Segundo o cardiologista Dr. Ricardo Ferreira da Silva, do Centro Cardiológico, a síncope acontece quando há uma queda súbita e temporária do fluxo sanguíneo que chega ao cérebro. “O desmaio é um mecanismo de defesa do próprio corpo. Quando o cérebro percebe a falta de oxigênio ou de pressão adequada, ele obriga o organismo a ‘desligar’ e tombar na horizontal para que o sangue volte a fluir mais facilmente em direção à cabeça”, explica o médico.
Síncope vasovagal é uma das causas mais comuns
Em muitos casos, o desmaio está relacionado à síncope vasovagal, fenômeno provocado por uma alteração passageira na atuação do sistema nervoso. A resposta pode provocar redução da frequência cardíaca e da pressão arterial, especialmente diante de situações como dor, forte emoção ou permanência prolongada em pé.
Apesar disso, a avaliação médica é importante porque o mesmo sintoma também pode estar associado a doenças cardiovasculares. Arritmias, alterações nas válvulas cardíacas, obstruções das artérias e cardiomiopatias estão entre as condições capazes de comprometer o bombeamento adequado do coração e, consequentemente, reduzir a quantidade de sangue que chega ao cérebro.
Quando o desmaio representa maior risco
Observar as circunstâncias em que ocorre a perda de consciência pode ajudar na avaliação da causa. Alguns sintomas que antecedem o desmaio, conhecidos como pródromos, também fornecem informações importantes ao médico.
Episódios registrados durante atividades físicas, enquanto o paciente está deitado ou acompanhados de dor no peito e palpitações estão entre os sinais que exigem atenção imediata. “A ausência de avisos prévios — quando o indivíduo simplesmente ‘apaga’ sem sentir tontura, suor frio ou náusea antes — também é um forte indício de causa cardíaca”, alerta.

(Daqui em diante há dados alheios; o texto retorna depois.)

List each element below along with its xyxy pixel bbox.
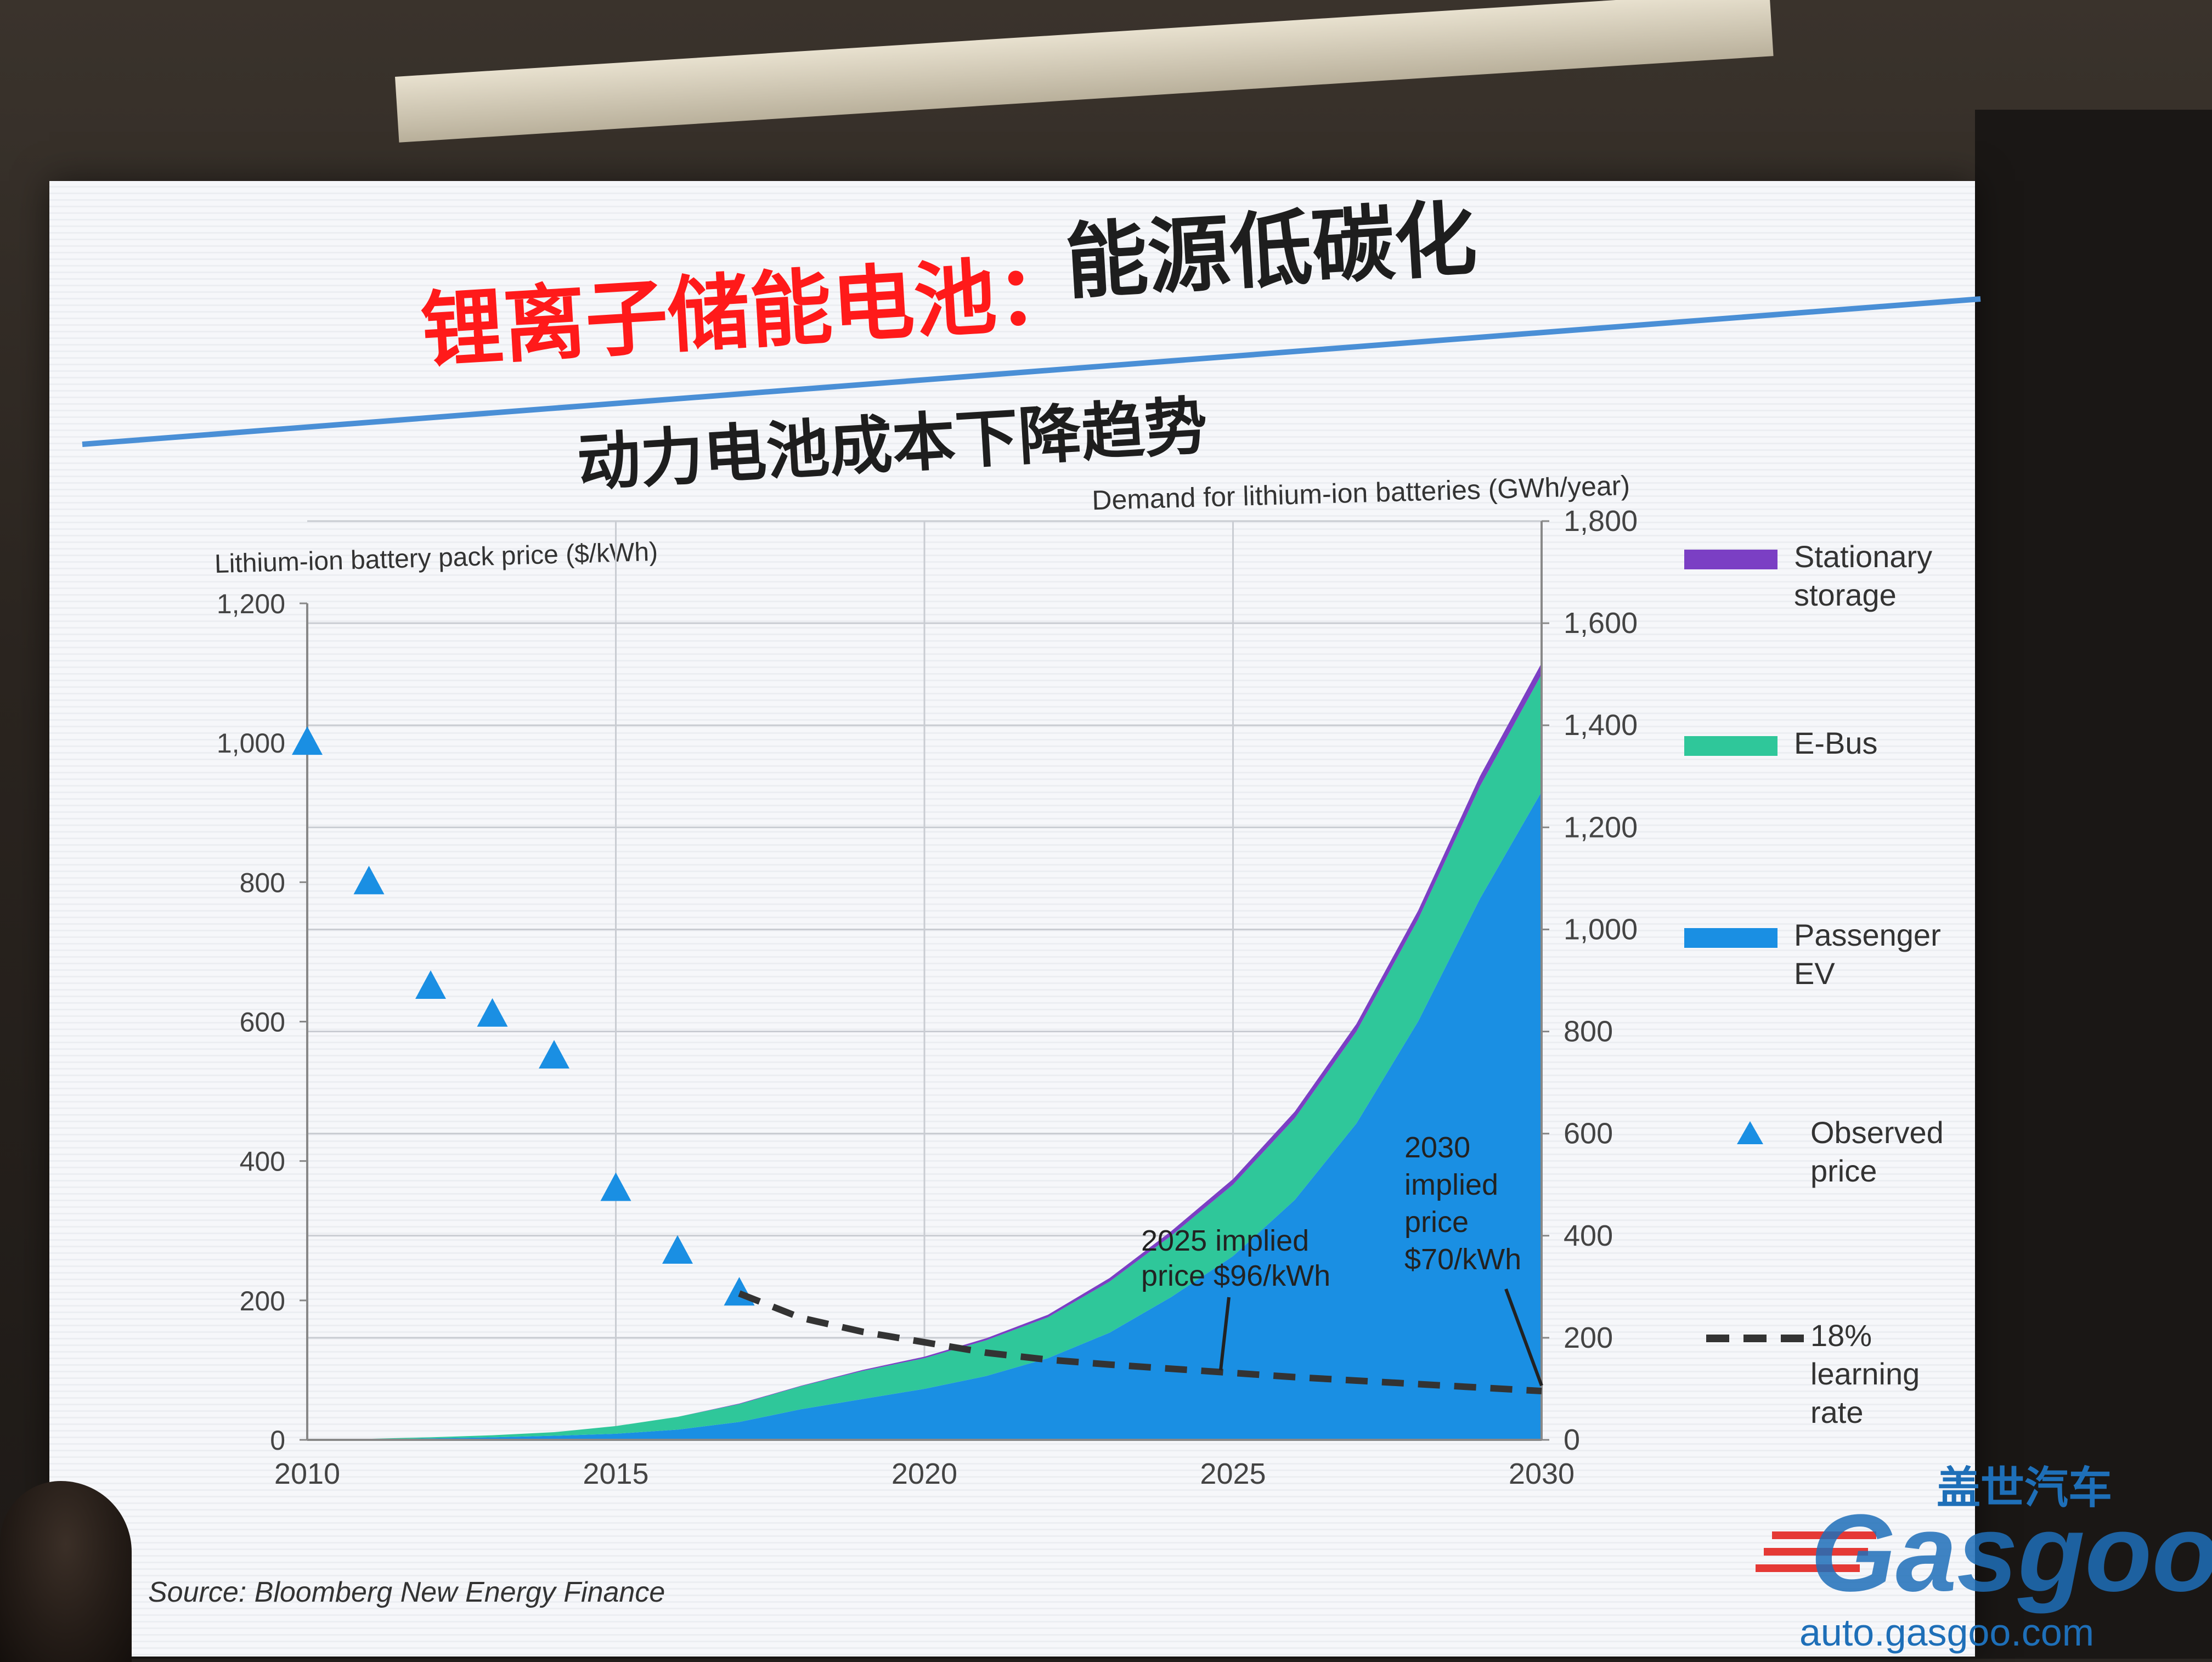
watermark-url: auto.gasgoo.com [1799, 1611, 2094, 1654]
area-passenger-ev [307, 792, 1542, 1440]
right-tick-label: 1,200 [1564, 811, 1638, 844]
annotation-2030-leader [1504, 1288, 1543, 1387]
left-tick-label: 800 [240, 867, 285, 898]
audience-head [0, 1481, 132, 1662]
left-tick-label: 1,000 [217, 728, 285, 759]
right-tick-label: 400 [1564, 1219, 1613, 1252]
legend-label: price [1810, 1154, 1877, 1188]
annotation-2030-text: $70/kWh [1404, 1243, 1521, 1276]
legend-label: 18% [1810, 1318, 1872, 1353]
observed-price-point [353, 866, 385, 895]
left-tick-label: 600 [240, 1007, 285, 1038]
x-tick-label: 2030 [1509, 1457, 1575, 1490]
area-e-bus [307, 674, 1542, 1440]
right-tick-label: 1,400 [1564, 709, 1638, 742]
observed-price-point [539, 1040, 569, 1069]
legend-label: Stationary [1794, 539, 1932, 574]
observed-price-point [415, 970, 446, 999]
legend-triangle-icon [1737, 1121, 1763, 1144]
legend-label: Observed [1810, 1115, 1944, 1150]
slide-title-red: 锂离子储能电池： [419, 246, 1081, 377]
observed-price-point [477, 998, 508, 1027]
right-tick-label: 0 [1564, 1423, 1580, 1456]
watermark-stripes [1756, 1531, 1876, 1572]
legend-swatch [1684, 550, 1778, 569]
legend-label: rate [1810, 1395, 1864, 1429]
left-tick-label: 400 [240, 1146, 285, 1177]
x-tick-label: 2015 [583, 1457, 648, 1490]
learning-rate-dashed-line [738, 1290, 1542, 1395]
left-tick-label: 1,200 [217, 589, 285, 619]
dark-wall [1975, 110, 2212, 1659]
left-tick-label: 200 [240, 1286, 285, 1316]
observed-price-markers [292, 726, 755, 1306]
legend-label: EV [1794, 956, 1835, 991]
right-tick-label: 1,000 [1564, 913, 1638, 946]
watermark-logo: Gasgoo [1810, 1492, 2212, 1614]
right-tick-label: 800 [1564, 1015, 1613, 1048]
annotation-2025-leader [1219, 1297, 1231, 1371]
observed-price-point [662, 1235, 693, 1264]
left-tick-label: 0 [270, 1425, 285, 1456]
x-tick-label: 2025 [1200, 1457, 1266, 1490]
legend-label: learning [1810, 1356, 1920, 1391]
watermark-cn: 盖世汽车 [1937, 1463, 2112, 1512]
legend-label: Passenger [1794, 918, 1941, 952]
x-tick-label: 2020 [891, 1457, 957, 1490]
tick-labels: 0 200 400 600 800 1,000 1,200 0 200 400 600 800 1,00… [217, 505, 1638, 1490]
chart-legend: Stationary storage E-Bus Passenger EV Observe… [1684, 539, 1944, 1429]
legend-label: E-Bus [1794, 726, 1878, 760]
annotation-2030-text: price [1404, 1206, 1469, 1239]
observed-price-point [600, 1172, 631, 1201]
observed-price-point [292, 726, 323, 755]
legend-swatch [1684, 928, 1778, 948]
annotation-2025-text: 2025 implied [1141, 1224, 1309, 1257]
right-tick-label: 1,800 [1564, 505, 1638, 538]
slide-title-dark: 能源低碳化 [1063, 192, 1480, 308]
x-tick-label: 2010 [274, 1457, 340, 1490]
slide-subtitle: 动力电池成本下降趋势 [575, 391, 1210, 499]
learning-rate-line [738, 1290, 1542, 1395]
source-note: Source: Bloomberg New Energy Finance [148, 1576, 665, 1608]
annotation-2030-text: 2030 [1404, 1131, 1470, 1164]
annotation-2030-text: implied [1404, 1168, 1498, 1201]
stacked-area-series [307, 663, 1542, 1440]
legend-label: storage [1794, 578, 1897, 612]
gasgoo-watermark: 盖世汽车 Gasgoo auto.gasgoo.com [1756, 1463, 2212, 1654]
annotation-2025-text: price $96/kWh [1141, 1259, 1330, 1292]
left-axis-title: Lithium-ion battery pack price ($/kWh) [214, 538, 658, 579]
right-tick-label: 200 [1564, 1321, 1613, 1354]
right-tick-label: 600 [1564, 1117, 1613, 1150]
right-tick-label: 1,600 [1564, 607, 1638, 640]
header-rule [82, 296, 1981, 447]
right-axis-title: Demand for lithium-ion batteries (GWh/ye… [1092, 470, 1630, 516]
legend-swatch [1684, 736, 1778, 756]
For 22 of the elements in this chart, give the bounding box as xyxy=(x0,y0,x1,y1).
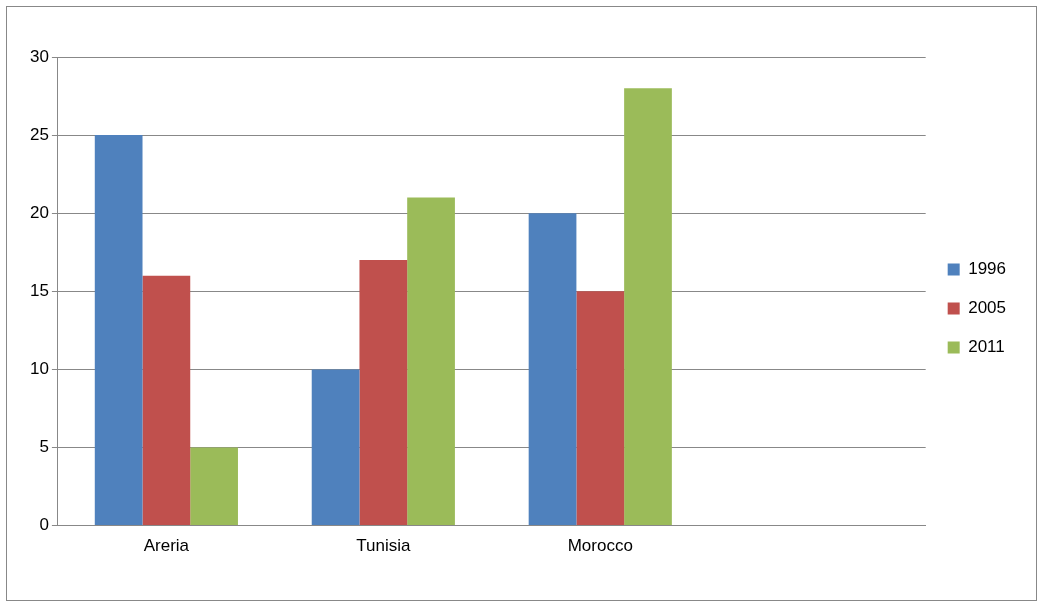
bar xyxy=(576,291,625,526)
x-tick-label: Morocco xyxy=(567,536,633,556)
bar xyxy=(190,447,238,526)
y-tick-label: 20 xyxy=(29,202,49,222)
legend-label: 2011 xyxy=(968,337,1005,357)
bar xyxy=(311,369,360,526)
y-tick-label: 10 xyxy=(29,359,49,379)
x-tick-label: Tunisia xyxy=(356,536,411,556)
x-tick-label: Areria xyxy=(143,536,190,556)
bar xyxy=(407,197,455,526)
bar xyxy=(624,88,672,526)
bar xyxy=(359,260,408,526)
y-tick-label: 0 xyxy=(39,515,49,535)
legend-label: 1996 xyxy=(968,259,1007,279)
y-tick-label: 5 xyxy=(39,437,49,457)
legend-label: 2005 xyxy=(968,298,1007,318)
bar xyxy=(142,275,191,526)
y-tick-label: 30 xyxy=(29,46,49,66)
bar xyxy=(94,135,143,526)
y-tick-label: 15 xyxy=(29,280,49,300)
bar xyxy=(528,213,577,526)
y-tick-label: 25 xyxy=(29,124,49,144)
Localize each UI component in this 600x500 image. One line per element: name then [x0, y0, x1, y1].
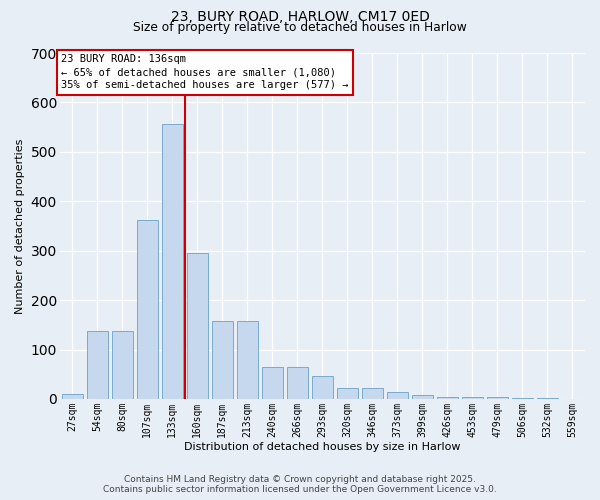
Text: Contains HM Land Registry data © Crown copyright and database right 2025.
Contai: Contains HM Land Registry data © Crown c…: [103, 474, 497, 494]
Y-axis label: Number of detached properties: Number of detached properties: [15, 138, 25, 314]
Bar: [362, 388, 383, 399]
Bar: [487, 398, 508, 399]
Bar: [337, 388, 358, 399]
Text: 23 BURY ROAD: 136sqm
← 65% of detached houses are smaller (1,080)
35% of semi-de: 23 BURY ROAD: 136sqm ← 65% of detached h…: [61, 54, 349, 90]
Bar: [161, 124, 183, 399]
Bar: [137, 220, 158, 399]
Bar: [287, 367, 308, 399]
Bar: [62, 394, 83, 399]
Bar: [187, 253, 208, 399]
Text: 23, BURY ROAD, HARLOW, CM17 0ED: 23, BURY ROAD, HARLOW, CM17 0ED: [170, 10, 430, 24]
Bar: [212, 322, 233, 399]
Bar: [387, 392, 408, 399]
Bar: [437, 397, 458, 399]
Bar: [86, 331, 108, 399]
Bar: [236, 322, 258, 399]
Text: Size of property relative to detached houses in Harlow: Size of property relative to detached ho…: [133, 22, 467, 35]
Bar: [112, 331, 133, 399]
Bar: [262, 367, 283, 399]
Bar: [312, 376, 333, 399]
X-axis label: Distribution of detached houses by size in Harlow: Distribution of detached houses by size …: [184, 442, 461, 452]
Bar: [462, 398, 483, 399]
Bar: [412, 396, 433, 399]
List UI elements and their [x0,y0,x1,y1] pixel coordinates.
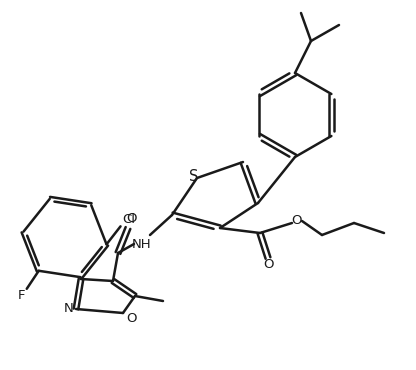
Text: O: O [126,312,136,324]
Text: Cl: Cl [122,213,135,226]
Text: S: S [189,168,199,184]
Text: F: F [18,289,25,302]
Text: N: N [64,302,74,314]
Text: O: O [126,212,136,225]
Text: O: O [292,213,302,226]
Text: NH: NH [132,238,152,250]
Text: O: O [264,259,274,272]
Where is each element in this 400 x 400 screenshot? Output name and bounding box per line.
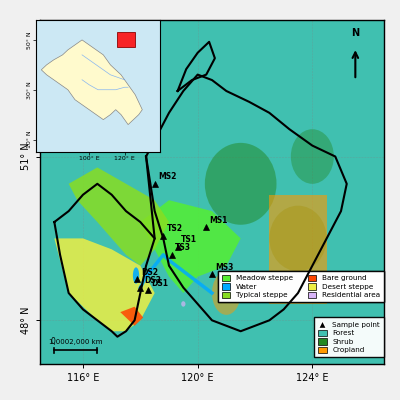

A recorrência dos episódios também deve ser considerada um motivo para buscar avaliação especializada. Mesmo quando o primeiro desmaio parece ter uma explicação simples, a repetição das ocorrências pode justificar uma investigação mais aprofundada para identificar possíveis alterações cardiovasculares.
Exames ajudam a identificar a origem da síncope
A investigação cardiológica pode incluir diferentes exames, escolhidos de acordo com o histórico do paciente e as características dos episódios. O eletrocardiograma permite analisar a atividade elétrica do coração, enquanto o Holter de 24 horas possibilita acompanhar os batimentos durante um período prolongado.
O ecocardiograma também pode ser utilizado para avaliar a estrutura e o funcionamento do coração. Já o teste de inclinação, conhecido como Tilt Test, auxilia na investigação de determinadas causas de síncope, principalmente quando há suspeita de alterações relacionadas à pressão arterial e à frequência cardíaca.
A definição da origem do problema é importante para determinar a conduta mais adequada. “Identificar a causa exata é o que garante o tratamento correto, que pode ir desde simples ajustes na hidratação e na medicação até a implantação de um marca-passo”, conclui.